The Raging Slab concert tonight at the Map Room at the Bowery Electric was a memorial to Steinman. Attendees were welcomed with a food spread, and also with photographs of Steinman from childhood to rocker along the walls. The audience cheered when after a few songs Strzempka strapped on his United States-shaped guitar. The band reunited Strzempka with former lead guitarist Mark Middleton and former bassist Alec Morton. Paul Sheehan played drums for the first few songs and then Bob Pantella replaced him for the rest of the set. Tom “5” Guay, formerly of White Zombie and Angel Rot, played guitar on “Sir Lord Ford.” Pamela Le Grand sang a cover of Mountain’s “Mississippi Queen.” Vocalist Liza Colby of the Liza Colby Sound and guitarist Daniel Rey, producer of Iggy Pop, the Ramones and Raging Slab, joined Raging Slab for the Jeff Beck Group’s “I’m Going Down,” and Rey also played guitar on a cover of Bad Company’s “Shooting Star.” The Raging Slab songs were not the same without Steinman, but Strzempka and a series of guest vocalists and musicians performed with the blunt energy and fierce excitement that comes from playing raw hard rock. The jams borrowed from southern rock and stoner rock but remained knit in the boogie tradition. Raging Slab may have to rebuild once again, but it would be a shame for the band not to rock again in some form.

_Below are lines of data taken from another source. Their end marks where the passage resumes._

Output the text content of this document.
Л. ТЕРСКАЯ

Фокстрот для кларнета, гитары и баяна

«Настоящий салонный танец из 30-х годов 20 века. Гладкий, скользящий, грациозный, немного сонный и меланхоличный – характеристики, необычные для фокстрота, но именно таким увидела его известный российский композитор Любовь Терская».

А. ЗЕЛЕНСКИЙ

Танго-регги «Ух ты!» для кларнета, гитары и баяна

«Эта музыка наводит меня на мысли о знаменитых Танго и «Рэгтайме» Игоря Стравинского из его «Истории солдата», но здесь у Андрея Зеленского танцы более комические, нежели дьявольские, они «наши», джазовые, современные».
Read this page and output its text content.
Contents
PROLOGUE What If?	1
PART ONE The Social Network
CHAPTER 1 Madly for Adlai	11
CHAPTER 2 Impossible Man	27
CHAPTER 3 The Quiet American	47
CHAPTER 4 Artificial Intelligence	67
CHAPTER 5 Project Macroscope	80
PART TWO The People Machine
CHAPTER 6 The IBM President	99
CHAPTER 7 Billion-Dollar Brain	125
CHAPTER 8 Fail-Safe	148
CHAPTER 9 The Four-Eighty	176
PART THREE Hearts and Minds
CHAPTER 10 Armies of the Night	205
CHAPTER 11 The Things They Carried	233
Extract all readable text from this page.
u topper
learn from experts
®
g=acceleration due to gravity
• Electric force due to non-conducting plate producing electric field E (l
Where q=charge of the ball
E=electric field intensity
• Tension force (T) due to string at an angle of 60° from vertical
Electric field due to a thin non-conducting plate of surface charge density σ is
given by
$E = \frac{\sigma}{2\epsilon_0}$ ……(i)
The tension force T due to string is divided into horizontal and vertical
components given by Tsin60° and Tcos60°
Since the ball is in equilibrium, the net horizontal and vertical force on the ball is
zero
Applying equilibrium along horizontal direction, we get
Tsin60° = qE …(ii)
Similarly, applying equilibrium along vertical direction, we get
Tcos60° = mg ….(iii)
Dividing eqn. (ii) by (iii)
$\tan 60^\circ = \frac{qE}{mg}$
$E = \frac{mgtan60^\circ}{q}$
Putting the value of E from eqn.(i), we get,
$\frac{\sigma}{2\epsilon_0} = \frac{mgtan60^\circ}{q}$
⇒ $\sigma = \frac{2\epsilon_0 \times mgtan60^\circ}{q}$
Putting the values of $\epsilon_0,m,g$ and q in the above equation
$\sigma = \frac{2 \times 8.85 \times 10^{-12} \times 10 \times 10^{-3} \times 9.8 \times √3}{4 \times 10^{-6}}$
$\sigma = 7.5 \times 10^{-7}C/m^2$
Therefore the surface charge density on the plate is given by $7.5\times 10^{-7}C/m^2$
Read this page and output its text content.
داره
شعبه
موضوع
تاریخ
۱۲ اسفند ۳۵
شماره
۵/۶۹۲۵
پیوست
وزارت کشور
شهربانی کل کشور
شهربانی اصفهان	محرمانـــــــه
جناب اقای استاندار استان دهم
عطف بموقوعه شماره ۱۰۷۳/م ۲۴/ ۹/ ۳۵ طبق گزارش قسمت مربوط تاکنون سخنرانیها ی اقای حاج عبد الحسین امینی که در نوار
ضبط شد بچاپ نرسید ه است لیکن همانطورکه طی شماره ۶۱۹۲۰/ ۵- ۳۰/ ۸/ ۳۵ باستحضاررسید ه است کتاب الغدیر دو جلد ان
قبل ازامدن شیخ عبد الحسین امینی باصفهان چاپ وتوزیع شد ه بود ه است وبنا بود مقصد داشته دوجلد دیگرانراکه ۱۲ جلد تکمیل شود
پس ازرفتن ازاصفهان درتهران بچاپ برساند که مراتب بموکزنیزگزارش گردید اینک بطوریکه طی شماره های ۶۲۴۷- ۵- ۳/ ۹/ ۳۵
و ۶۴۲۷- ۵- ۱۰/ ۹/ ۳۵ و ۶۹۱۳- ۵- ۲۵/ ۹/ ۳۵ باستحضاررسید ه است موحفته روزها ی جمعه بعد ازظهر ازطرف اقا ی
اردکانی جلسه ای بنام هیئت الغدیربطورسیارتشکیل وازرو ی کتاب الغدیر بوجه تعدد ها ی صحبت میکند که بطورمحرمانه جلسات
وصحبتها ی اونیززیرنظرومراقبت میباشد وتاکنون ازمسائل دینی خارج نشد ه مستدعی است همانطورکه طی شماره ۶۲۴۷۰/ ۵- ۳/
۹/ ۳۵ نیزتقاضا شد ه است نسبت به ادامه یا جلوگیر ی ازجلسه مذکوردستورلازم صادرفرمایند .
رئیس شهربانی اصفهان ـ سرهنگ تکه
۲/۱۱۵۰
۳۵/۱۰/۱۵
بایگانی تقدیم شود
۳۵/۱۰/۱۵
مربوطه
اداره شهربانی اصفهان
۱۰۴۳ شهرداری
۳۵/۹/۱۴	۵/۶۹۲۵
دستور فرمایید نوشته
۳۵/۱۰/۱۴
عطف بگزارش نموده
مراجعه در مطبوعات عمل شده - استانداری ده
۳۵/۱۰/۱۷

Flat Duo Jets/Hill Country Barbecue Market/June 30, 2017

John Michael Dexter Romweber was born in Batesville, Indiana, and played in his first band, Crash Landon & the Kamikazes, at age 11 while attending junior high school. He later teamed with a drummer and the two musicians became the Flat Duo Jets, naming themselves after hearing Gene Vincent speak about his Gretsch Duo Jet guitar. The Flat Duo Jets began recording in 1985 and relocated to Athens, Georgia, where the band was featured in the film Athens, GA: Inside Out. The Flat Duo Jets moved to Chapel Hill, North Carolina, and then split in 1999 after eight albums. Romweber subsequently released solo albums and formed the Dexter Romweber Duo, which for a time included drummer Crash LaResh, who performed with Romweber in various outfits from 1995 to 2005. In the 2008 documentary It Might Get Loud, Jack White played the Flat Duo Jets’ version of the traditional “Frog Went A-Courtin'” for Led Zeppelin’s Jimmy Page and U2’s The Edge, and discussed the impact that the Jets had on him and his music. In 2009, a documentary about Romweber’s musical journey, Two Headed Cow, featured testimonials from White, Exene Cervenka of X, Cat Power and Neko Case. Flat Jets Duo’s most recent album is 2008’s soundtrack from Two Headed Cow.

Dexter Romweber and Crash LaResh reunited, this time as Flat Duo Jets, at Hill Country Barbecue Market, playing rootsy garage rock and roll from America’s south and borrowing generously from traditional blues, rhythm & blues, rockabilly and country. The sparse guitar/drums arrangements created spine-tingling eruptions that were abrupt, coarse, and blazing. LaResh, ostentatious with his multiple tattoos, bleached blond dreads and oversized sunglasses, forcefully played his drum kit while standing, and seemed to be energized by the mad riffs and deep grooves played by Romweber. Romweber, on the other hand, dressed more conservatively in an opened white shirt with the sleeves rolled up, seemed consumed by his playing and nothing else, as he played nearly the entire set with his eyes closed and his back to the audience. Romweber sang soulfully and tenderly, yet kept his vocals as raw as his guitar playing. Romweber spoke little, except at the end when he begged off playing an encore.